PHILADELPHIA (AP) -- John Chaney was suspended for the rest of the regular season by Temple on Friday for ordering rough play by one of his players, who proceeded to foul out in four minutes against Saint Joseph's and broke an opponent's arm.
The Hall of Fame coach had suspended himself for one game Wednesday and apologized for his actions. He will miss Temple's home game against Massachusetts today and road games against Rhode Island and La Salle, before returning for the Atlantic 10 tournament.
"I think my behavior is reprehensible and, as I've said 1,000 times, I take responsibility," Chaney told The Associated Press in a phone interview. "If it's the judgment of the school to suspend me, I can accept the responsibility of my actions."
Chaney, angered by what he thought were illegal screens by Saint Joseph's, put in seldom-used 6-foot-8, 250 pound Nehemiah Ingram against the Hawks on Tuesday to "send a message." Ingram fouled forward John Bryant hard, sending him sprawling to the ground and breaking his arm. Bryant will likely miss the rest of the season.
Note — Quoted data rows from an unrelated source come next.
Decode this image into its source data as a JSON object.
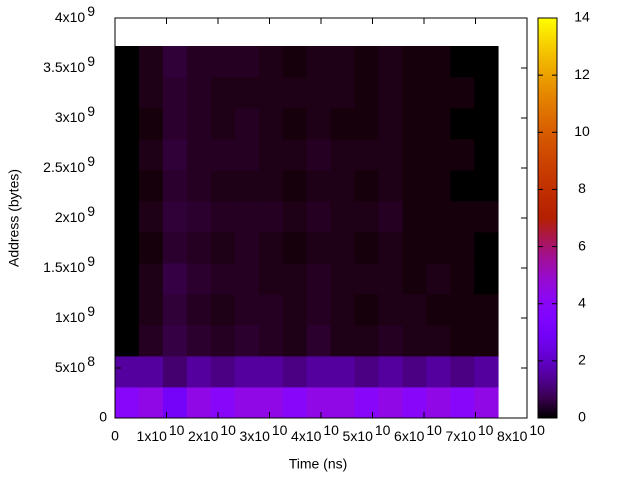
{
  "chart_data": {
    "type": "heatmap",
    "xlabel": "Time (ns)",
    "ylabel": "Address (bytes)",
    "xlim": [
      0,
      80000000000
    ],
    "xticks": [
      0,
      {
        "value": 10000000000,
        "label": "1x10",
        "exponent": "10"
      },
      {
        "value": 20000000000,
        "label": "2x10",
        "exponent": "10"
      },
      {
        "value": 30000000000,
        "label": "3x10",
        "exponent": "10"
      },
      {
        "value": 40000000000,
        "label": "4x10",
        "exponent": "10"
      },
      {
        "value": 50000000000,
        "label": "5x10",
        "exponent": "10"
      },
      {
        "value": 60000000000,
        "label": "6x10",
        "exponent": "10"
      },
      {
        "value": 70000000000,
        "label": "7x10",
        "exponent": "10"
      },
      {
        "value": 80000000000,
        "label": "8x10",
        "exponent": "10"
      }
    ],
    "ylim": [
      0,
      4000000000
    ],
    "yticks": [
      0,
      {
        "value": 500000000,
        "label": "5x10",
        "exponent": "8"
      },
      {
        "value": 1000000000,
        "label": "1x10",
        "exponent": "9"
      },
      {
        "value": 1500000000,
        "label": "1.5x10",
        "exponent": "9"
      },
      {
        "value": 2000000000,
        "label": "2x10",
        "exponent": "9"
      },
      {
        "value": 2500000000,
        "label": "2.5x10",
        "exponent": "9"
      },
      {
        "value": 3000000000,
        "label": "3x10",
        "exponent": "9"
      },
      {
        "value": 3500000000,
        "label": "3.5x10",
        "exponent": "9"
      },
      {
        "value": 4000000000,
        "label": "4x10",
        "exponent": "9"
      }
    ],
    "zlim": [
      0,
      14
    ],
    "zticks": [
      0,
      2,
      4,
      6,
      8,
      10,
      12,
      14
    ],
    "palette": "rgbformulae 7,5,15",
    "x_edges": [
      0,
      4650000000,
      9300000000,
      13950000000,
      18600000000,
      23250000000,
      27900000000,
      32550000000,
      37200000000,
      41850000000,
      46500000000,
      51150000000,
      55800000000,
      60450000000,
      65100000000,
      69750000000,
      74400000000
    ],
    "y_edges": [
      0,
      310000000,
      620000000,
      930000000,
      1240000000,
      1550000000,
      1860000000,
      2170000000,
      2480000000,
      2790000000,
      3100000000,
      3410000000,
      3720000000
    ],
    "z": [
      [
        4,
        4.5,
        3,
        4.5,
        4,
        4.5,
        4.5,
        4,
        4.5,
        4.5,
        4,
        4.5,
        4,
        4.5,
        4,
        4.5
      ],
      [
        1.5,
        1.5,
        1,
        1.5,
        1.2,
        1.5,
        1.5,
        1.2,
        1.5,
        1.5,
        1.2,
        1.5,
        1.2,
        1.5,
        1.2,
        1.5
      ],
      [
        0,
        0.3,
        0.6,
        0.4,
        0.3,
        0.4,
        0.3,
        0.2,
        0.4,
        0.2,
        0.2,
        0.3,
        0.2,
        0.2,
        0.1,
        0.1
      ],
      [
        0,
        0.2,
        0.5,
        0.3,
        0.2,
        0.3,
        0.3,
        0.2,
        0.3,
        0.2,
        0.1,
        0.2,
        0.2,
        0.1,
        0.1,
        0.1
      ],
      [
        0,
        0.2,
        0.6,
        0.4,
        0.3,
        0.3,
        0.2,
        0.2,
        0.3,
        0.2,
        0.2,
        0.2,
        0.1,
        0.2,
        0.1,
        0
      ],
      [
        0,
        0.1,
        0.4,
        0.3,
        0.2,
        0.3,
        0.2,
        0.1,
        0.2,
        0.2,
        0.1,
        0.2,
        0.1,
        0.1,
        0.1,
        0
      ],
      [
        0,
        0.2,
        0.5,
        0.4,
        0.3,
        0.3,
        0.3,
        0.2,
        0.3,
        0.2,
        0.2,
        0.3,
        0.1,
        0.1,
        0.1,
        0.1
      ],
      [
        0,
        0.1,
        0.4,
        0.3,
        0.2,
        0.2,
        0.2,
        0.1,
        0.2,
        0.2,
        0.1,
        0.2,
        0.1,
        0.1,
        0,
        0
      ],
      [
        0,
        0.2,
        0.5,
        0.3,
        0.3,
        0.3,
        0.2,
        0.2,
        0.3,
        0.2,
        0.2,
        0.2,
        0.1,
        0.1,
        0.1,
        0
      ],
      [
        0,
        0.1,
        0.4,
        0.3,
        0.2,
        0.3,
        0.2,
        0.1,
        0.2,
        0.1,
        0.1,
        0.2,
        0.1,
        0.1,
        0,
        0
      ],
      [
        0,
        0.2,
        0.4,
        0.3,
        0.2,
        0.2,
        0.2,
        0.2,
        0.2,
        0.2,
        0.1,
        0.2,
        0.1,
        0.1,
        0.1,
        0
      ],
      [
        0,
        0.2,
        0.5,
        0.3,
        0.3,
        0.3,
        0.2,
        0.1,
        0.2,
        0.2,
        0.1,
        0.2,
        0.1,
        0.1,
        0,
        0
      ]
    ]
  }
}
Chaney said he called Bryant on Friday morning to apologize and also said he planned to talk to his parents. Chaney also offered to pay for any of Bryant's medical bills.
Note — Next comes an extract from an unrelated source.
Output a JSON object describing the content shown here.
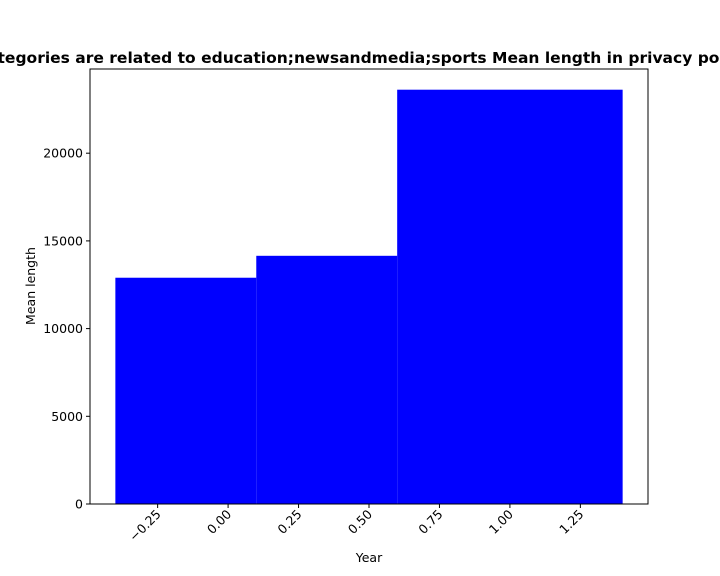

"I feel very contrite about John Bryant," Chaney said.
Saint Joseph's was traveling to Rhode Island and no one from the team was immediately available for comment.
Backed up conference
Atlantic 10 commissioner Linda Bruno supported Temple's decision to extend the suspension and said Chaney failed in his responsibility as a teacher and mentor.
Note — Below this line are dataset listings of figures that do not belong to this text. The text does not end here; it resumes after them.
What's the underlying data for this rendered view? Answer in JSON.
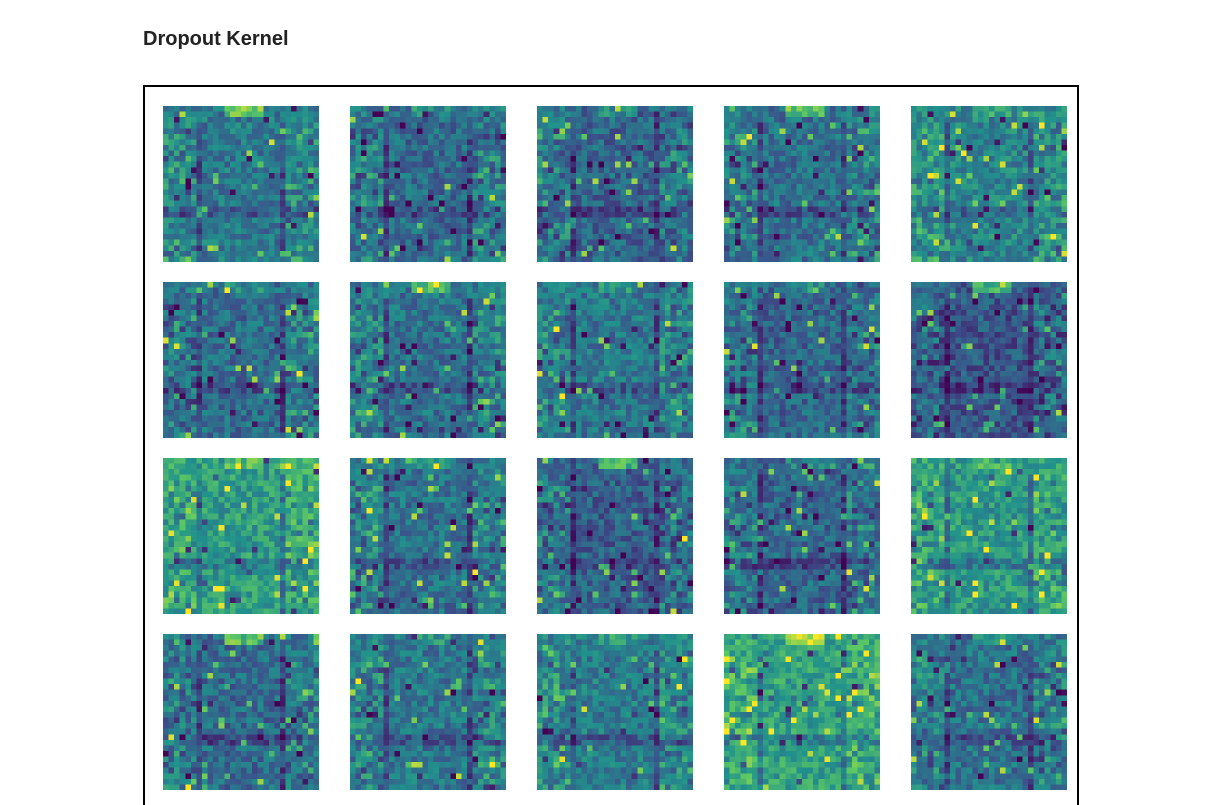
{
  "header": {
    "title": "Dropout Kernel"
  },
  "figure": {
    "rows": 4,
    "cols": 5,
    "colormap": [
      "#440154",
      "#3b528b",
      "#21918c",
      "#5ec962",
      "#fde725"
    ],
    "kernels": [
      {
        "base": 0.45,
        "variant": 1
      },
      {
        "base": 0.4,
        "variant": 2
      },
      {
        "base": 0.38,
        "variant": 3
      },
      {
        "base": 0.42,
        "variant": 4
      },
      {
        "base": 0.5,
        "variant": 5
      },
      {
        "base": 0.4,
        "variant": 6
      },
      {
        "base": 0.42,
        "variant": 7
      },
      {
        "base": 0.44,
        "variant": 8
      },
      {
        "base": 0.38,
        "variant": 9
      },
      {
        "base": 0.32,
        "variant": 10
      },
      {
        "base": 0.6,
        "variant": 11
      },
      {
        "base": 0.42,
        "variant": 12
      },
      {
        "base": 0.36,
        "variant": 13
      },
      {
        "base": 0.38,
        "variant": 14
      },
      {
        "base": 0.58,
        "variant": 15
      },
      {
        "base": 0.4,
        "variant": 16
      },
      {
        "base": 0.44,
        "variant": 17
      },
      {
        "base": 0.46,
        "variant": 18
      },
      {
        "base": 0.62,
        "variant": 19
      },
      {
        "base": 0.42,
        "variant": 20
      }
    ]
  }
}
"He is aware that our code of conduct states any further behavior that does not reflect the standards of our conference will have severe consequences," Bruno said.
Chaney's only other suspension came in 1994, when Temple suspended him for one game after he threatened then-Massachusetts coach John Calipari during a postgame news conference.
Chaney said he did not regret describing Ingram as a "goon" after the game because he said the term had been used to describe his team the last time they play Saint Joseph's.
"It was just a word that was reverberating throughout my head," Chaney said.
Chaney also said the suspension sent a strong message to Temple's students that abhorrent behavior would not be tolerated.
After some students spit in the direction of Saint Joe's players and cheerleaders, Adamany said the first few rows of the student section at the Liacouras Center would be empty for Saturday's game as a reminder they should uphold the standards of good sportsmanship.
"I incited them by my behavior, I guess," Chaney said.